The main point to counter the 2000 USGS ultimate is to accept the estimate from Ged Davis of Shell International on the BBC, The Money Programme, Nov 8, 2000, where he stated that the amount of undiscovered is 250-260 Gb and the amount for improved recovery is the same. An additional potential of 500 Gb is roughly three times less than the 1420 Gb (oil only) and 1670 Gb (oil plus natural gas liquids) as stated by USGS.


Dec 27, 2000

I met John Wood and his assistant Gary Long in Denver in 1998 when I came to present my approach on the assessment of the potential of a petroleum system to the USGS (Reston & Denver). They came especially from Houston to listen to my presentation and John Wood did present a display of all the US oilfields which was the most beautiful example of a parabolic fractal distribution.
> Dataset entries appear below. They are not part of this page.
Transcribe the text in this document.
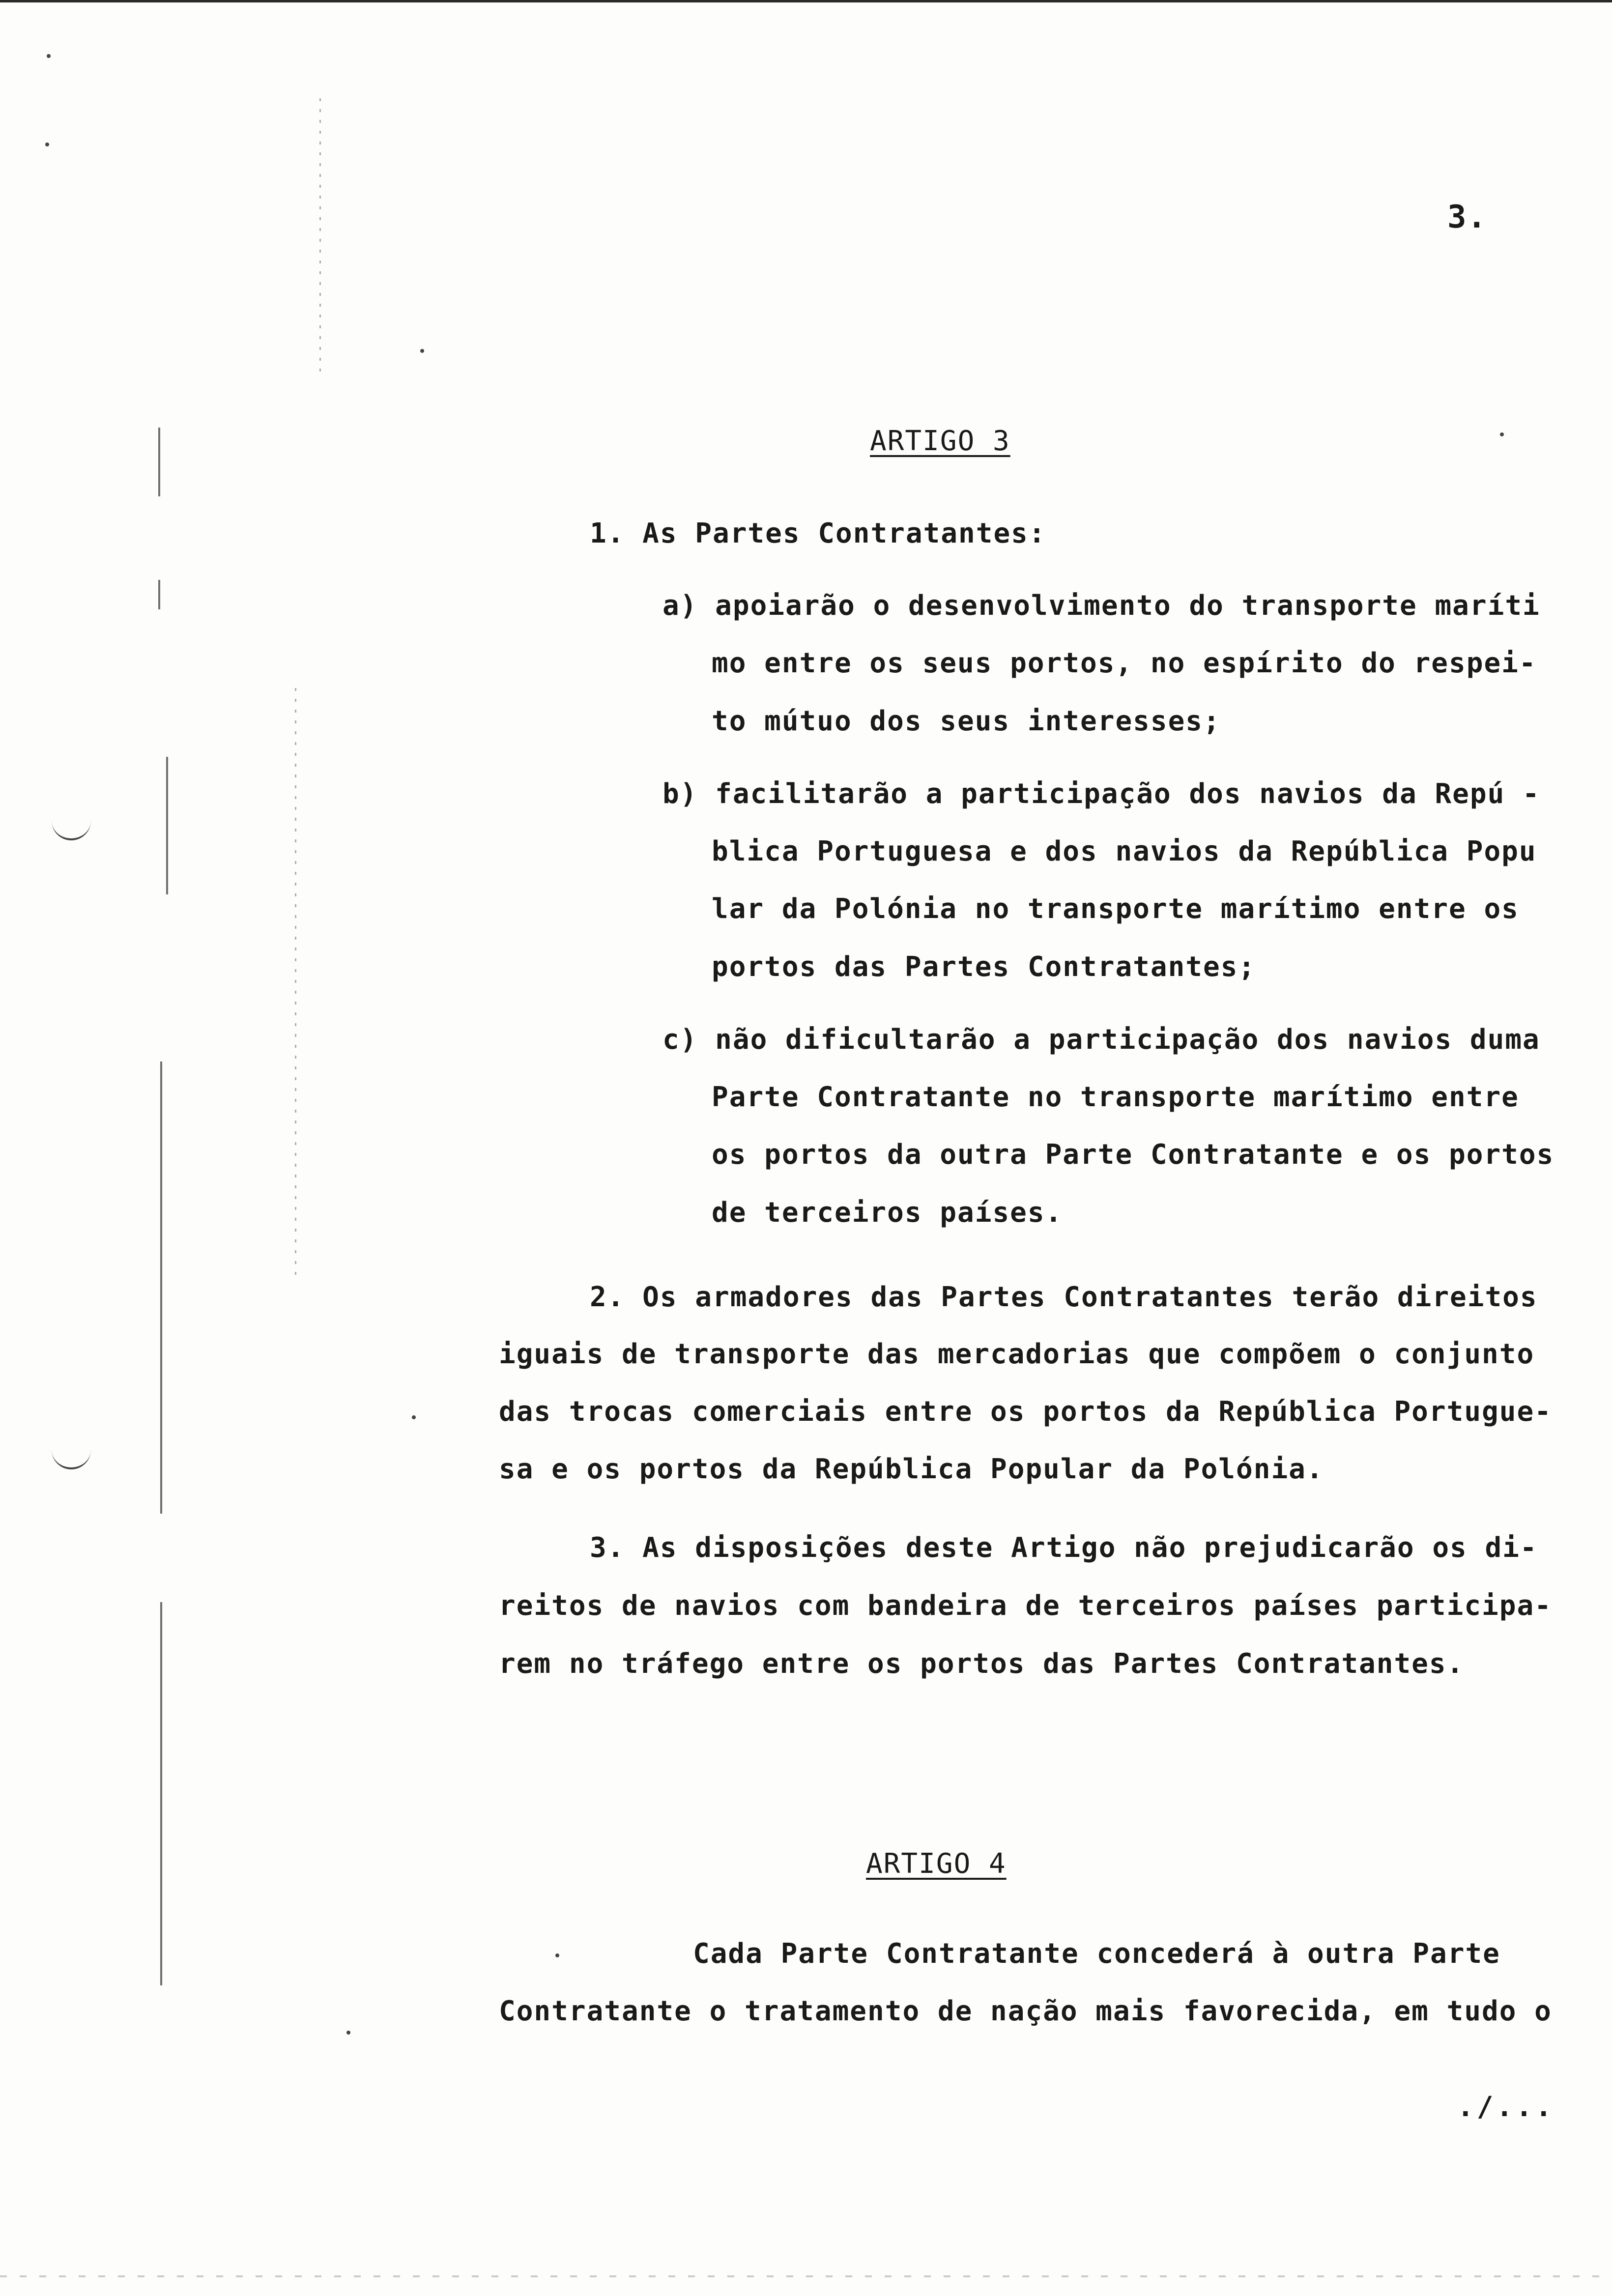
3.
ARTIGO 3
1. As Partes Contratantes:
a) apoiarão o desenvolvimento do transporte maríti
mo entre os seus portos, no espírito do respei-
to mútuo dos seus interesses;
b) facilitarão a participação dos navios da Repú -
blica Portuguesa e dos navios da República Popu
lar da Polónia no transporte marítimo entre os
portos das Partes Contratantes;
c) não dificultarão a participação dos navios duma
Parte Contratante no transporte marítimo entre
os portos da outra Parte Contratante e os portos
de terceiros países.
2. Os armadores das Partes Contratantes terão direitos
iguais de transporte das mercadorias que compõem o conjunto
das trocas comerciais entre os portos da República Portugue-
sa e os portos da República Popular da Polónia.
3. As disposições deste Artigo não prejudicarão os di-
reitos de navios com bandeira de terceiros países participa-
rem no tráfego entre os portos das Partes Contratantes.
ARTIGO 4
Cada Parte Contratante concederá à outra Parte
Contratante o tratamento de nação mais favorecida, em tudo o
./...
In his 2000 long term powerpoint presentation John Wood presents our 1998 Scientific American graph (11) and our 1998 Petroleum Economist (the world's non-conventional oil and gas) graph (12) but he was obliged to present the official USGS assessment with the ultimate of 3003 Gb (ridiculous accuracy which should have been rounded to 3000 Gb).

His graph 10 assumes that the oil in place is 6 Tb but it is pure wishful thinking in order to justify an ultimate 50% recovery factor; he left out the non-conventional. Anyway oil in place is a poor approach as there is no way to check its accuracy, in contrast to reserves at abandon time. Recovery factor is used only as a way to present development, but it is rarely used in modern assessment by simulation to forecast future production and therefore reserves (cumulative production at the end). In the last French Petroleum Institute manual on reservoir engineering, recovery rate is not used in any approach.

His graph 14 with a growth of 2%/a and a decline of 2%/a is a fair display of the 3000 Gb ultimate, giving a peak of 35 Gb/a (96 Mb/d) in 2016. But the graph 15 assumes a decline of R/P =10, when in fact it shows a decline of 10%/a. For the last 50 years the US R/P has oscillated around 10 years as it is a rule of thumb of most independent oilmen for estimating reserves. Even the USGS in some reports when they have no data on reserves assume the reserves at 10 times the present annual production. This R/P ratio stood around 10 (12 to 8) during the growth of production up to 1970 and afterwards, during the decline.

The US practice of Proven reserves and R/P of 10 is a bad practice to please the banker but it is misleading to state that more than 90% of the present additions of reserves come from revisions. This means simply that the past estimates were wrong. Happily this practice does not apply for the rest of the world where proven + probable reserves are considered before decisions are made.

Anyway a decline of 10%/a after 2037 where a peak of 53 Gb/a (145 Mb/d) is an insult to the future generation (Saint Exupery wrote: "We do not herit from our parents, we borrow from our children") and this scenario should be deleted as such.

It is obvious that John Wood and Les Magoon do not agree with the last USGS estimate. This is why they show our estimate (2000 Gb ultimate for conventional liquids and 2750 Gb for all liquids) to counterbalance, but they cannot say that the 3,000 Gb (assumed to be only conventional) is too high.